After hundreds of nuclear weapons workers were abruptly fired, the administration is scrambling to rehire them.

After hundreds of scientists at the Food and Drug Administration were fired, they’re being asked to return.

Not incidentally, some of those scientists had been reviewing Musk’s Neuralink startup. The FDA had initially rejected Neuralink’s request to start clinical trials, citing safety risks, but has since given the startup approval.

Anyone smell a conflict of interest?

Musk has enough conflicts of interest across the government to make even disgraced president Warren G. Harding blush.

1) He has fired workers at the FAA, which oversees his SpaceX.

2) He has all but stopped work at the Consumer Financial Protection Bureau, which oversees Tesla’s financing arm and a potential payment platform on X.

3) His firings have affected at least 11 federal agencies (so far) that had 32 continuing investigations, pending complaints, or enforcement actions into his companies, according to a New York Timesreview.

These investigations include inquiries into safety violations by SpaceX and an SEC lawsuit accusing Musk of securities fraud.

The National Labor Relations Board, an independent watchdog for workers’ rights, had 24 investigations into Musk’s companies. All have been stalled following Musk’s and Trump’s firing of key agency officials.

4) Musk’s SpaceX alone has $22 billion in government contracts (the total amount is unknown since a number of contracts are secret).

5) If you believe Musk will go after those contracts, you might also believe that Musk’s advice to Trump that the United States should find ways to work with China has nothing to do with China being Tesla’s second-largest market.

As if all this weren’t enough, Musk is functioning with no accountability or oversight.

Congress never confirmed his nomination to anything. No congressional committee is reviewing what he’s doing. His DOGE bros have not been vetted. He has not produced any information on his personal finances.

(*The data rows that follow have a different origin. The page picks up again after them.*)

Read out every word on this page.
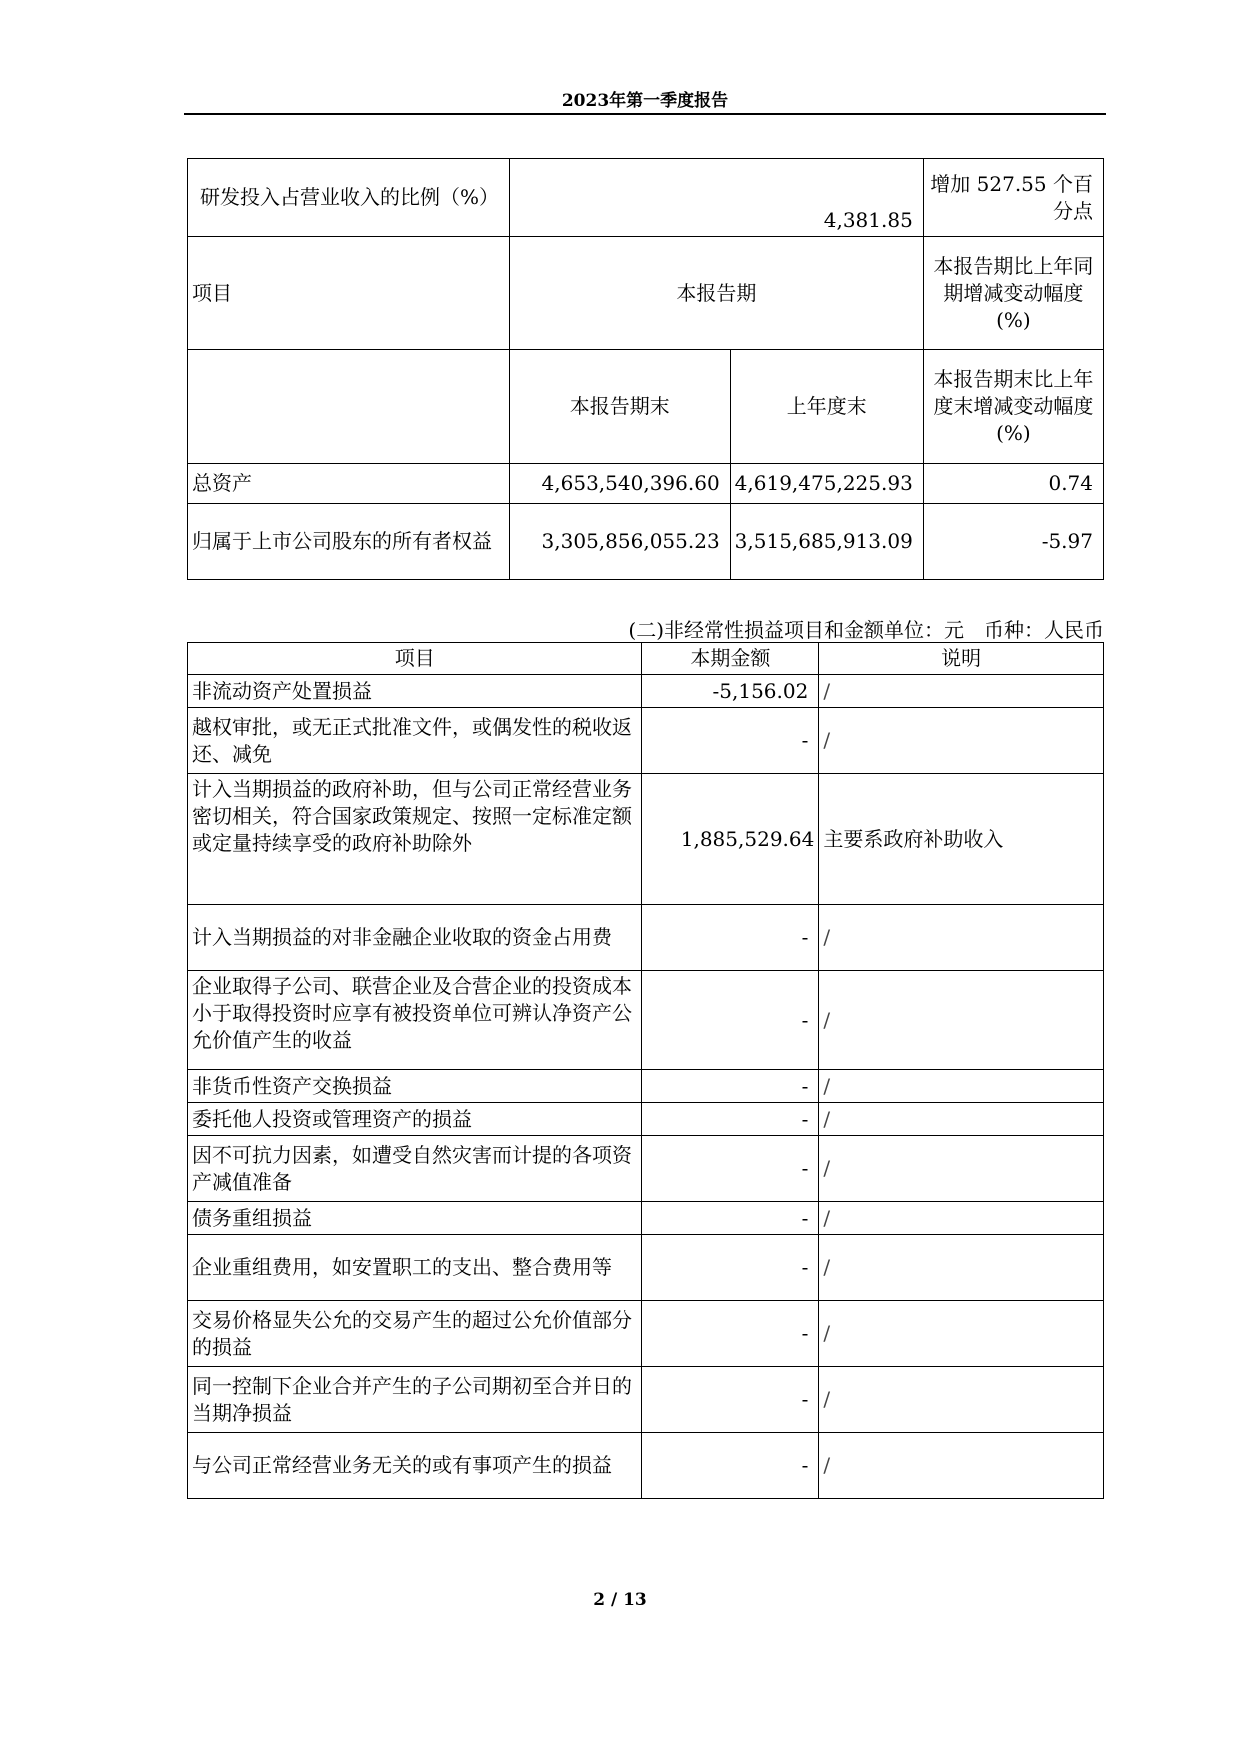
2023年第一季度报告
研发投入占营业收入的比例（%）	4,381.85		增加 527.55 个百分点
项目	本报告期		本报告期比上年同期增减变动幅度(%)
	本报告期末	上年度末	本报告期末比上年度末增减变动幅度(%)
总资产	4,653,540,396.60	4,619,475,225.93	0.74
归属于上市公司股东的所有者权益	3,305,856,055.23	3,515,685,913.09	-5.97
(二)非经常性损益项目和金额单位：元　币种：人民币
项目	本期金额	说明
非流动资产处置损益	-5,156.02	/
越权审批，或无正式批准文件，或偶发性的税收返还、减免	-	/
计入当期损益的政府补助，但与公司正常经营业务密切相关，符合国家政策规定、按照一定标准定额或定量持续享受的政府补助除外	1,885,529.64	主要系政府补助收入
计入当期损益的对非金融企业收取的资金占用费	-	/
企业取得子公司、联营企业及合营企业的投资成本小于取得投资时应享有被投资单位可辨认净资产公允价值产生的收益	-	/
非货币性资产交换损益	-	/
委托他人投资或管理资产的损益	-	/
因不可抗力因素，如遭受自然灾害而计提的各项资产减值准备	-	/
债务重组损益	-	/
企业重组费用，如安置职工的支出、整合费用等	-	/
交易价格显失公允的交易产生的超过公允价值部分的损益	-	/
同一控制下企业合并产生的子公司期初至合并日的当期净损益	-	/
与公司正常经营业务无关的或有事项产生的损益	-	/
2 / 13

In fact, no one outside a tiny circle in the White House knows what Musk is up to or how — except when he posts messages to federal employees on his personal account on X, threatening to fire them.

Finally, here’s the biggest conflict of interest of them all: Musk’s cuts — including his coming attack on Medicaid — are a prelude to Trump’s giant tax cut mainly for the wealthy, including the richest person in the world. Unless the rest of government is dramatically scaled back, that planned tax cut would explode the federal budget deficit.

Let me remind you that our government is supposed to be of, by, and for the people. Musk is supposed to be working for you and me and every other American.

He’s not. He should be fired.

Again, the Capitol switchboard number is 202-224-3121.